The space overhead for linear functions is O(G). The work performed for each change is O(D).

Non-linear aggregation functions

Using a FILTER with an aggregation function in general makes it non-linear, so using WHERE is preferred to using FILTER. Sometimes the compiler can automatically decompose such an aggregate into a filter followed by a standard aggregate.

COUNTIF is the same as COUNT ... FILTER.

The following functions are non-linear, and require O(N) space and O(M) work:

  • BIT_OR, BIT_XOR, BIT_AND

Any of the functions listed above as linear are actually non-linear when applied to DOUBLE or FLOAT values.

Efficient aggregation functions

The following aggregation functions require O(N) space but perform only O(D log M) work.

  • MAX, MIN, ARG_MAX, ARG_MIN
  • LOGICAL_AND, BOOL_AND, LOGICAL_OR, BOOL_OR, EVERY, SOME

Append only collections

Some aggregates can have more efficient implementations when applied to append-only collections.

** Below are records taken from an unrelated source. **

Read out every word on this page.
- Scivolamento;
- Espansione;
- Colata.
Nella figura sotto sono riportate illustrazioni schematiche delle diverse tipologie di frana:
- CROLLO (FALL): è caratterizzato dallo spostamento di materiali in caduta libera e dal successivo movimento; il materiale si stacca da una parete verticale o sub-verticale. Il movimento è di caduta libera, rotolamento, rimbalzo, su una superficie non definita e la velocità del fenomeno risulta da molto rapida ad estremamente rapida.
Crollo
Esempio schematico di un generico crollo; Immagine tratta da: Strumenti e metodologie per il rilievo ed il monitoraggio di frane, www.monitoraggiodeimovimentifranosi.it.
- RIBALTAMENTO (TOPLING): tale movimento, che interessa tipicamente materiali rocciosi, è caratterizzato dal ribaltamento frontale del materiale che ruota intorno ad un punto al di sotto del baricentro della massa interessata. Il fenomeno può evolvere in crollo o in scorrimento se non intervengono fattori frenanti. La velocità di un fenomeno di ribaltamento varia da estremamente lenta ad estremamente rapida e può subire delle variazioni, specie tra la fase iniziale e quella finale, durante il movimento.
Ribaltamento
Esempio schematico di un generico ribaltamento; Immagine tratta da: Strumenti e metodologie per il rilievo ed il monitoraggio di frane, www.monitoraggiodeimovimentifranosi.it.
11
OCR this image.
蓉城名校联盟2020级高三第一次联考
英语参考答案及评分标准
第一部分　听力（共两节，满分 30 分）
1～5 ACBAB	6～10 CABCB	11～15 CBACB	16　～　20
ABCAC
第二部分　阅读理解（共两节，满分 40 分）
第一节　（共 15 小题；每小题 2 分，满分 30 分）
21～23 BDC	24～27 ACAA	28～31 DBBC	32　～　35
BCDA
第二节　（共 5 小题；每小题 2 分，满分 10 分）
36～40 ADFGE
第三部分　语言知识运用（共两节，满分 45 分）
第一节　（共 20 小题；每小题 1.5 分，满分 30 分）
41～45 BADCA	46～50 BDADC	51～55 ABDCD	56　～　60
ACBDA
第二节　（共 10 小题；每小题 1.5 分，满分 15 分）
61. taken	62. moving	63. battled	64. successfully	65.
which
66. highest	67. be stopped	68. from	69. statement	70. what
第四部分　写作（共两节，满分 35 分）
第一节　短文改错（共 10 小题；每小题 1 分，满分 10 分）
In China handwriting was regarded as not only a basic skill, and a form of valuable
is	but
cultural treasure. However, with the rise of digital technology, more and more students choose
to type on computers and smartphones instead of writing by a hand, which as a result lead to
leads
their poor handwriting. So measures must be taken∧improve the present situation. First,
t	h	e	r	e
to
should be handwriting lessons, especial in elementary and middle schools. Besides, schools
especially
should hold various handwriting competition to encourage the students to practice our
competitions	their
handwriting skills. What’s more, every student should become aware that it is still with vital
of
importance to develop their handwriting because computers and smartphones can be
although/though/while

A table property can be used to indicate whether a table is append-only. Operations such as SELECT, WHERE, JOIN, UNNEST applied to append-only collections produce append-only results. Note the results of aggregation are essentially never append-only.

  • MAX, MIN, ARG_MAX, ARG_MIN are significantly more efficient for append-only collections. They require O(G) space and O(D) work.

Expensive aggregation functions

  • ARRAY_AGG is very expensive, both in terms of space and time. Space cost is O(N), while work performed is proportional O(M).

  • The two constructors ARRAY and MAP with subqueries as arguments have similar costs.